Perspektiven für angehende Tierärzte – Branchenreport

Nach einem abgeschlossenen Studium der Tiermedizin haben junge Veterinäre verschiedene Betätigungsfelder zur Auswahl. Neben dem klassischen Tierarzt, der eine eigene Praxis betreibt und sich oftmals auf bestimmte Haustiere spezialisiert hat, können Tierärzte beispielsweise auch in Zoos, Forschungsinstituten sowie beim Veterinäramt oder Verbraucherschutzministerien arbeiten.

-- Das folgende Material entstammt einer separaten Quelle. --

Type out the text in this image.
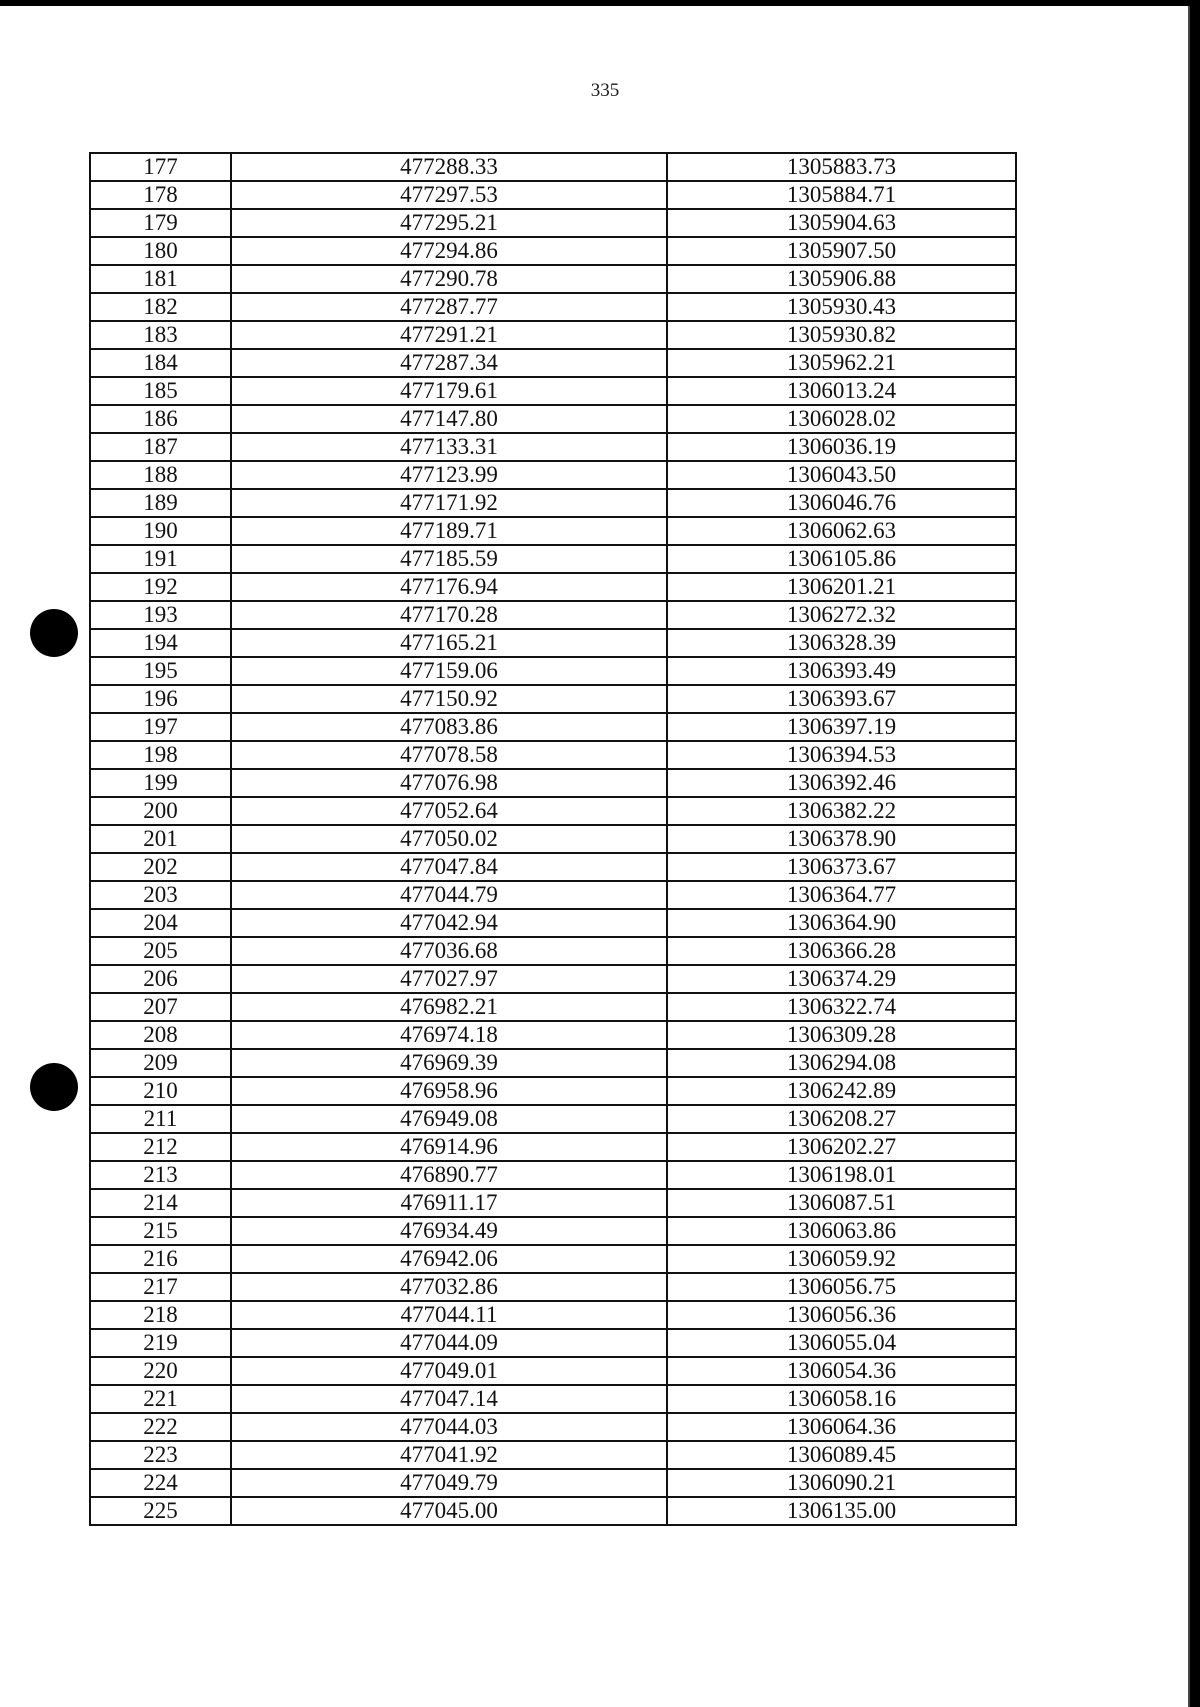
335
177	477288.33	1305883.73
178	477297.53	1305884.71
179	477295.21	1305904.63
180	477294.86	1305907.50
181	477290.78	1305906.88
182	477287.77	1305930.43
183	477291.21	1305930.82
184	477287.34	1305962.21
185	477179.61	1306013.24
186	477147.80	1306028.02
187	477133.31	1306036.19
188	477123.99	1306043.50
189	477171.92	1306046.76
190	477189.71	1306062.63
191	477185.59	1306105.86
192	477176.94	1306201.21
193	477170.28	1306272.32
194	477165.21	1306328.39
195	477159.06	1306393.49
196	477150.92	1306393.67
197	477083.86	1306397.19
198	477078.58	1306394.53
199	477076.98	1306392.46
200	477052.64	1306382.22
201	477050.02	1306378.90
202	477047.84	1306373.67
203	477044.79	1306364.77
204	477042.94	1306364.90
205	477036.68	1306366.28
206	477027.97	1306374.29
207	476982.21	1306322.74
208	476974.18	1306309.28
209	476969.39	1306294.08
210	476958.96	1306242.89
211	476949.08	1306208.27
212	476914.96	1306202.27
213	476890.77	1306198.01
214	476911.17	1306087.51
215	476934.49	1306063.86
216	476942.06	1306059.92
217	477032.86	1306056.75
218	477044.11	1306056.36
219	477044.09	1306055.04
220	477049.01	1306054.36
221	477047.14	1306058.16
222	477044.03	1306064.36
223	477041.92	1306089.45
224	477049.79	1306090.21
225	477045.00	1306135.00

Entsprechend einer Statistik der Bundestierärztekammer aus dem Jahr 2009 waren im Dezember dieses Jahres deutschlandweit insgesamt 35.780 Tierärzte registriert. Etwas mehr als die Hälfte davon sind Frauen. Diese Quote wird jedoch vermutlich in den nächsten Jahren weiter ansteigen, da der Anteil weiblicher Studenten in den letzten fünf Jahren durchschnittlich bei etwa 70 Prozent lag.

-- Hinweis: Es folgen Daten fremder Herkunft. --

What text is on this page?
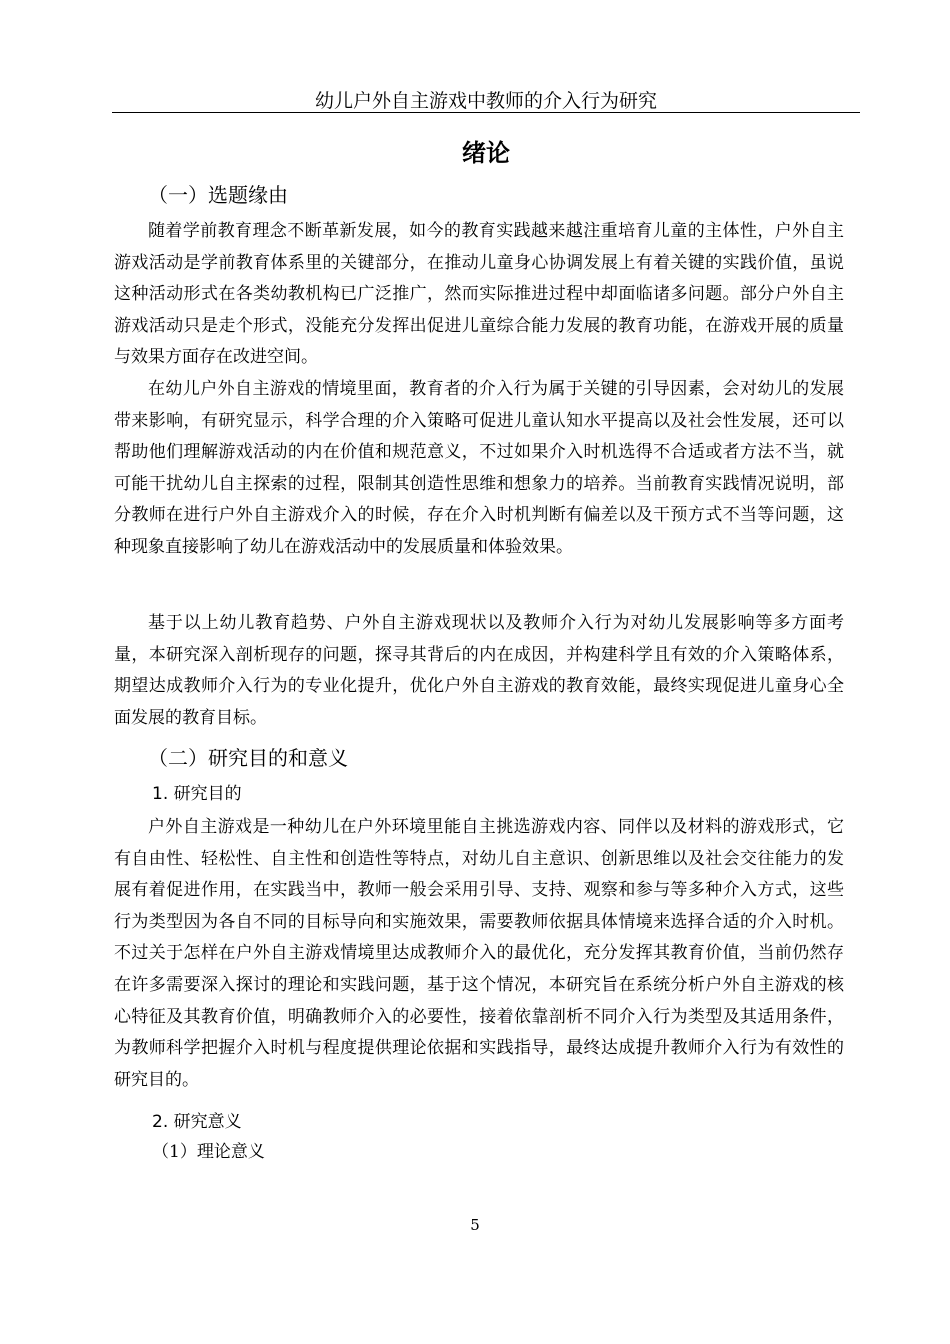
幼儿户外自主游戏中教师的介入行为研究
绪论
（一）选题缘由

随着学前教育理念不断革新发展，如今的教育实践越来越注重培育儿童的主体性，户外自主游戏活动是学前教育体系里的关键部分，在推动儿童身心协调发展上有着关键的实践价值，虽说这种活动形式在各类幼教机构已广泛推广，然而实际推进过程中却面临诸多问题。部分户外自主游戏活动只是走个形式，没能充分发挥出促进儿童综合能力发展的教育功能，在游戏开展的质量与效果方面存在改进空间。

在幼儿户外自主游戏的情境里面，教育者的介入行为属于关键的引导因素，会对幼儿的发展带来影响，有研究显示，科学合理的介入策略可促进儿童认知水平提高以及社会性发展，还可以帮助他们理解游戏活动的内在价值和规范意义，不过如果介入时机选得不合适或者方法不当，就可能干扰幼儿自主探索的过程，限制其创造性思维和想象力的培养。当前教育实践情况说明，部分教师在进行户外自主游戏介入的时候，存在介入时机判断有偏差以及干预方式不当等问题，这种现象直接影响了幼儿在游戏活动中的发展质量和体验效果。

基于以上幼儿教育趋势、户外自主游戏现状以及教师介入行为对幼儿发展影响等多方面考量，本研究深入剖析现存的问题，探寻其背后的内在成因，并构建科学且有效的介入策略体系，期望达成教师介入行为的专业化提升，优化户外自主游戏的教育效能，最终实现促进儿童身心全面发展的教育目标。

（二）研究目的和意义
1. 研究目的

户外自主游戏是一种幼儿在户外环境里能自主挑选游戏内容、同伴以及材料的游戏形式，它有自由性、轻松性、自主性和创造性等特点，对幼儿自主意识、创新思维以及社会交往能力的发展有着促进作用，在实践当中，教师一般会采用引导、支持、观察和参与等多种介入方式，这些行为类型因为各自不同的目标导向和实施效果，需要教师依据具体情境来选择合适的介入时机。不过关于怎样在户外自主游戏情境里达成教师介入的最优化，充分发挥其教育价值，当前仍然存在许多需要深入探讨的理论和实践问题，基于这个情况，本研究旨在系统分析户外自主游戏的核心特征及其教育价值，明确教师介入的必要性，接着依靠剖析不同介入行为类型及其适用条件，为教师科学把握介入时机与程度提供理论依据和实践指导，最终达成提升教师介入行为有效性的研究目的。

2. 研究意义
（1）理论意义
5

Zur Gesamtheit der registrierten Tierärzte gehören auch 10.367 Veterinäre, die derzeit nicht oder nicht mehr tierärztlich tätig sind. Dazu zählen sowohl arbeitslose und berufsfremd tätige Tierärzte als auch Doktoranden und Hospitanten ohne Entgelt sowie Tierärzte im Ruhestand oder in Elternzeit.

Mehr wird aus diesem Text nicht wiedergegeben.